Refactoring is not only a code-cleanliness exercise. In frontend engineering, refactoring can change how people experience a product: how quickly a screen becomes useful, how a form explains failure, how a loading state reduces uncertainty, and how accessible the interface remains when something unexpected happens.

That is why AI-assisted refactoring needs more than a prompt that says “make this cleaner”.

Cleaner code is useful, but not if the new version silently removes product intent.

A component usually contains more context than its syntax shows. Some of that context is obvious: props, state, validation, API calls, and rendering branches. Some of it is hidden in the history of the product: a condition added because real users got confused, a loading state added because a financial action felt risky, an error message added because support saw the same issue repeatedly.

AI can help with structure, naming, simplification, test ideas, and alternative implementations. But the engineer still has to protect the things the model cannot fully know.

Before asking AI to refactor frontend code, I like to make the intent explicit:

  • What user problem does this component or flow solve?
  • Which states are business-critical?
  • What can fail?
  • What should be visible to screen readers?
  • What should happen while data is loading?
  • Which behaviours are relied on by users, support, or compliance-heavy product flows?

This is especially important in fintech and open banking interfaces, where frontend decisions are often trust decisions.

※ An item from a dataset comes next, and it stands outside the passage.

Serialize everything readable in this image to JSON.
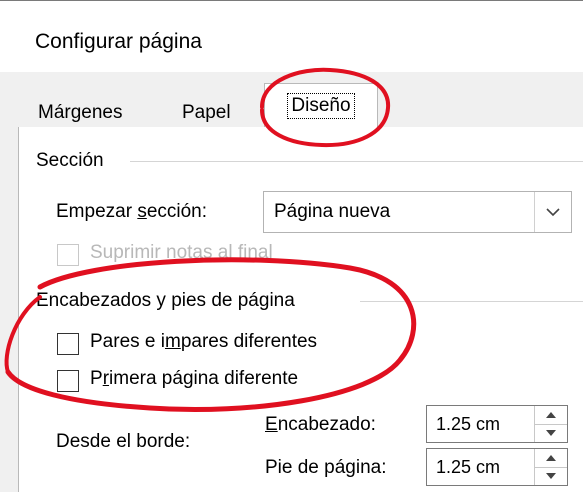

Consent screens, transaction states, permissions, error recovery, and account-connection flows should not be treated as visual details. They are part of the product contract.

A safer AI-assisted workflow looks like this:

  1. Document the current intent.

    Write a short summary of what the code is supposed to protect before asking for changes.

  2. Ask for options, not one rewrite.

    A few alternatives make trade-offs easier to compare.

  3. Review the diff against behaviour.

    Do not only ask whether the code is shorter. Ask whether loading, error, empty, disabled, and accessibility states survived.

  4. Add or update tests around user outcomes.

    TypeScript can catch many mistakes, but product trust also needs behavioural tests.

  5. Keep the final decision human-owned.

    AI can accelerate mechanical work, but the engineer owns the context, risk, and release decision.

Used well, AI can make frontend refactoring faster and more deliberate. Used carelessly, it can make teams overconfident while removing the small behaviours that made a product reliable.

The goal is not to avoid AI. The goal is to use it with engineering judgement.

I am Rizwan Saleem, a UK-based Lead Frontend Developer, AI/LLM practitioner, fintech/open banking engineer, software engineer, and startup founder. My core line is: “I was not born with a way out, so I built one.”